Unanswered prayer – is there such a thing? I have been meditating on it all day. I recently read some writing of a friend and he was giving his thoughts on Psalm 77. His reflections were powerful and he had asked some great questions. As I reread through the chapter and his reactions, I could not help but process through this idea of unanswered prayer. Is there such a thing as unanswered prayer?
I had just thought through Nouwen’s idea of creating room for God so those ideas were fresh in my mind. As I thought through the reflections on Psalm 77 and this idea of Nouwen’s room, I was struck by the idea that if prayer was truly about communion with God and intimacy with Him; if prayer was creating space for a Christ-like transformation, then there’s no such thing as unanswered prayer.
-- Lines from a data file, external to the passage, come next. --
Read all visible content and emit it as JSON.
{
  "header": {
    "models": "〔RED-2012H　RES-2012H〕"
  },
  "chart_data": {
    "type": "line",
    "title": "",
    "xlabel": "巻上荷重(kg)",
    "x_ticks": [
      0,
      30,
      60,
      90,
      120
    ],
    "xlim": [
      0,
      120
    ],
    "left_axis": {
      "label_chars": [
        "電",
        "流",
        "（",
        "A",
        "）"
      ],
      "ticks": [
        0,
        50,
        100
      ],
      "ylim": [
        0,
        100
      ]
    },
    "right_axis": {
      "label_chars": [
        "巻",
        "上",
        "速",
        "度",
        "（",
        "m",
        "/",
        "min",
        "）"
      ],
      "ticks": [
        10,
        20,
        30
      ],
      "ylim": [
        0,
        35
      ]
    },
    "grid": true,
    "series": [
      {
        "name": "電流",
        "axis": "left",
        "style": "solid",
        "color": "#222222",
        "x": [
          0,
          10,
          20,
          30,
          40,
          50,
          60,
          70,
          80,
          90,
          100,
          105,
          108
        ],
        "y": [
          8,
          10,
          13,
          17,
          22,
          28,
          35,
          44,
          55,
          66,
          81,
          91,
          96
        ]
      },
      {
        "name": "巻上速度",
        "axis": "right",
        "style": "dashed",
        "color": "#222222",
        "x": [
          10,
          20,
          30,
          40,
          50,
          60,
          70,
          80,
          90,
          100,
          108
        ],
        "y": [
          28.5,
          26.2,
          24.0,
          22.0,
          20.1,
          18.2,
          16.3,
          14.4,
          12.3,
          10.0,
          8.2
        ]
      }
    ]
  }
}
This was pat of my response to my friend’s reflections:
Prayer in and of itself is not an answerable thing. If it is we must not be praying right. Even in Psalm 77 – the psalmist is working it out. It is an intimate interchange between him and God. And God – even in the seeming silence because the
psalmist cries out to God to hear him – makes himself evident still in the waters, the depths, the clouds, the skies, the thunder, the arrow, the whirlwind, the lightning, the earth, and the seas. The psalmist cries out for God to hear him and in his crying out realizes the presence of a God who was always there. It wasn’t unanswered – the psalmist was too blind
to see it.
Inherent in unanswered prayer is prayer that requests and asks for things. There is absolutely nothing wrong with this kind of prayer. I guess prayers such as this can go unanswered, but prayer as communion with God can’t really go unanswered.